In verses 1-2, David’s enemies do not claim that his God is not real (the idea of doubting God’s existence was most likely not even present); rather, they claim, for some unknown reason, that God no longer favors David.  It seems they believe that God now favors his son Absalom, who had been subtly raising a rebellion in the kingdom for quite a while (probably about 40 years).

In one sense we see that David has complete confidence in God throughout psalm 3, however, if God decides not to favor David, he seems to be resolved and content with the outcome either way when you look back in 2 Sam. 15:26.  David’s commitment to God choosing, even in light of his own person destruction, is extraordinary.

Still, David is fiercely confident in God and that God will continue to shield him, remain his glory, and the lifter of his head (it seems like a Jewish idiom is present here but I couldn’t find one).  Since David seems to be unsure if God is for him or against him (given the contrast of 2 Sam 15 and this Psalm), I wish I knew what David meant by his statement, “I cried to the Lord with my voice, and He heard me from His holy hill.”  Did David just have the feeling that God would be on his side, or did he hear a direct revelation (audibly, in a dream, etc) from God that He was on David’s side with this? Either way, his trust in God is further illustrated as he decides to stop running, let his guard down, and sleep knowing that God will protect him against “ten thousands” of pursuers coming from all angles to get him.

Psalm 3 ends by beckoning God to fight on his behalf.  The metaphor gives beast-like characteristics to his enemies and tells of a time when David has known God to strike beasts at the source of their strength – their jaw and teeth.

I wonder many times in the Psalms where the line of poetic hyperbole is crossed from the literal description.  Was David possibly an incredibly emotional guy (like most musicians are) or were the situations described as intense as the psalmist describes.  I do believe, however, that Erwin McManus has correctly stated that we, in our lack of faith, tend find any way possible to remove ourselves from the context with which miracles happen.  Maybe, in our culture, safety and money are what we trust in to deliver us from our “bad” situations.  In any case the ending is clear that David believes God is the only one who can give him salvation in this desperate situation.

Psalm 2

The opening question posed by David is probably rhetorical and most likely pointed.  The point is clear though – it is so incredibly foolish to go against God and His anointed, that he even describes God as laughing and scoffing at their attempt to do so.  This theme runs throughout the life of David as he interacted with Saul.  I don’t know when this Psalm was written in David’s life but he clearly learned the lesson and lived by it.  God allows wrath to fall on those who oppose him (verses 5-6).  We see this play out in the new testament in Romans 8:31 says “if God is for us, who then can stand against us?”

In verses 7-9 we see a decree given to David by God that puts him in authority.  Does it not make sense that a pre requisite to being given spiritual authority (God’s anointing) is to understand submission (to God and also to man) and the fear of the Lord.  This is the very substance of servant leadership?

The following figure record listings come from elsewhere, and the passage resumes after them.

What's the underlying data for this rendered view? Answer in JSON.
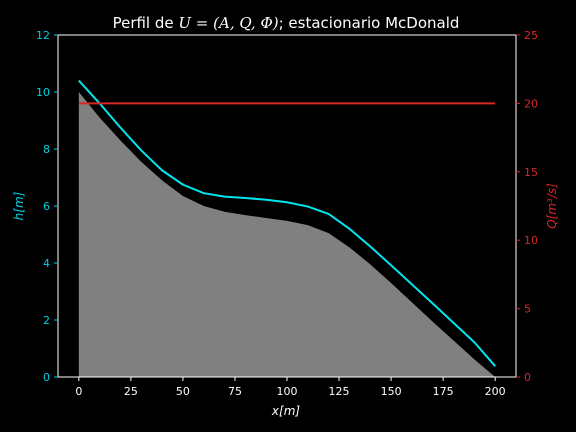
{
  "chart_data": {
    "type": "line",
    "title_prefix": "Perfil de ",
    "title_math": "U = (A, Q, Φ)",
    "title_suffix": "; estacionario McDonald",
    "xlabel": "x[m]",
    "ylabel_left": "h[m]",
    "ylabel_right": "Q[m³/s]",
    "xlim": [
      -10,
      210
    ],
    "ylim_left": [
      0,
      12
    ],
    "ylim_right": [
      0,
      25
    ],
    "x_ticks": [
      0,
      25,
      50,
      75,
      100,
      125,
      150,
      175,
      200
    ],
    "y_ticks_left": [
      0,
      2,
      4,
      6,
      8,
      10,
      12
    ],
    "y_ticks_right": [
      0,
      5,
      10,
      15,
      20,
      25
    ],
    "grid": false,
    "series": [
      {
        "axis": "left",
        "style": "filled-area",
        "x": [
          0,
          10,
          20,
          30,
          40,
          50,
          60,
          70,
          80,
          90,
          100,
          110,
          120,
          130,
          140,
          150,
          160,
          170,
          180,
          190,
          200
        ],
        "values": [
          10.0,
          9.1,
          8.3,
          7.55,
          6.9,
          6.35,
          6.0,
          5.8,
          5.68,
          5.58,
          5.48,
          5.33,
          5.05,
          4.55,
          3.95,
          3.3,
          2.62,
          1.94,
          1.28,
          0.62,
          0.0
        ]
      },
      {
        "axis": "left",
        "style": "line",
        "x": [
          0,
          10,
          20,
          30,
          40,
          50,
          60,
          70,
          80,
          90,
          100,
          110,
          120,
          130,
          140,
          150,
          160,
          170,
          180,
          190,
          200
        ],
        "values": [
          10.4,
          9.6,
          8.75,
          7.95,
          7.25,
          6.75,
          6.45,
          6.33,
          6.28,
          6.22,
          6.13,
          5.98,
          5.72,
          5.2,
          4.58,
          3.92,
          3.25,
          2.58,
          1.9,
          1.22,
          0.38
        ]
      },
      {
        "axis": "right",
        "style": "line",
        "x": [
          0,
          200
        ],
        "values": [
          20,
          20
        ]
      }
    ]
  },
  "colors": {
    "background": "#000000",
    "axis": "#ffffff",
    "depth_line": "#00e5ee",
    "left_axis": "#00cfe0",
    "discharge_line": "#d62728",
    "right_axis": "#d62728",
    "fill": "#808080"
  }
}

The ending borders on the edge of arrogance when you consider David is writing about himself (since he was given authority in verses 7-9).  But, when you are the anointed of God because you have have lived in reverence to God and His anointed previous to gaining authority, it comes as wisdom to ask others to follow in doing the same for you.

10Now therefore, O kings, be wise; be warned, O rulers of the earth.
11 Serve the LORD with fear, and rejoice with trembling.
12 Kiss the Son, lest he be angry, and you perish in the way, for his wrath is quickly kindled.
Blessed are all who take refuge in him.